Scott was fascinated by the Scottish past, its folklore, historical figures, the conflicts between
clans or religious groups: Waverley, for instance, goes back to the 1745 Jacobite rebellion, Rob Roy
to 1715, at the time when the Jacobites, partisans of the exiled Stuart kings, were about to rise in
arms, Old Mortality to a sect of strict Covenanters under Charles II, Ivanhoe turns to English history -
the rivalry between the Saxons and the Normans under Richard I, Quentin Durward is centered on
Louis XI of France and his intrigues,...
Scott contributed to the revival of the chivalrous spirit in the late 18C and early 19C.
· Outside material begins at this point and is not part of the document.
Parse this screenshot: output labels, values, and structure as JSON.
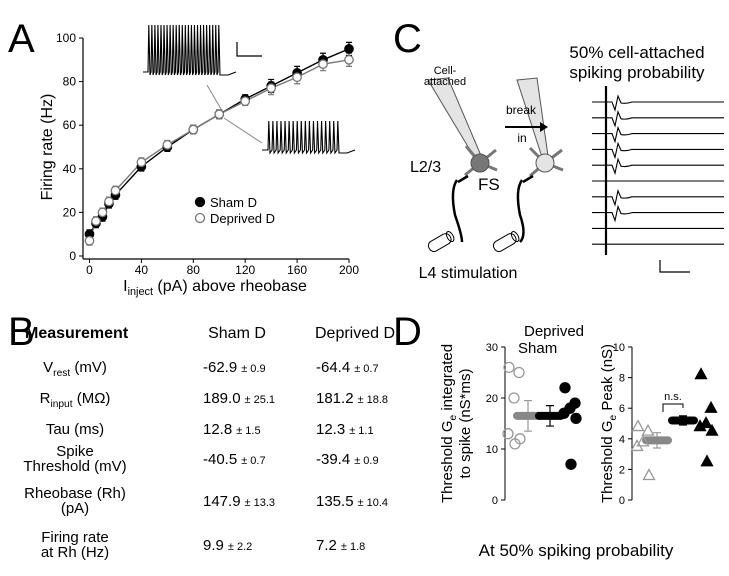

Historians of the time approached the past in anew, objective fashion and began to study medieval
documents and artefacts with scientific curiosity. Whereas the rationalists of the Englishtment
showed a scholarly attitude to the distant past, it was the very distance and mystery of the Middle
Ages which appealed to the Romantics of the late 18C.
This chivalrous spirit manifested itself from early years of the 19C, when the monarchy
seized every opportunity to dress up in Court, eg. George IV´s coronation and his visit to Scotland in
1822. Another display of chivalric revival was the Eglinton Tournament which took place in 1939
during Queen Victoria´s reign. Scott´s account of a tournament in Ivanhoe was a major source of
inspiration to Lord Eglinton. The tournament was a disaster because of the rain.
Scott always tries to recreate the atmosphere of the past, its scenery and events, its
vernacular, but most of all, he portrays man in his public and social aspects, man that is to say, as he
is conditioned by factors outside himself, by his place and function in society, his relation to a historic
past.
Scott´s characters are embedded in a context of tradition, his history becomes alive because
of his characters. In very rare instances are they flat characters; although they are presented from
the outside, so to say, the public view of them, Scott does it with such skilfully observed detail that we
are nearly always able to infer their inner lives.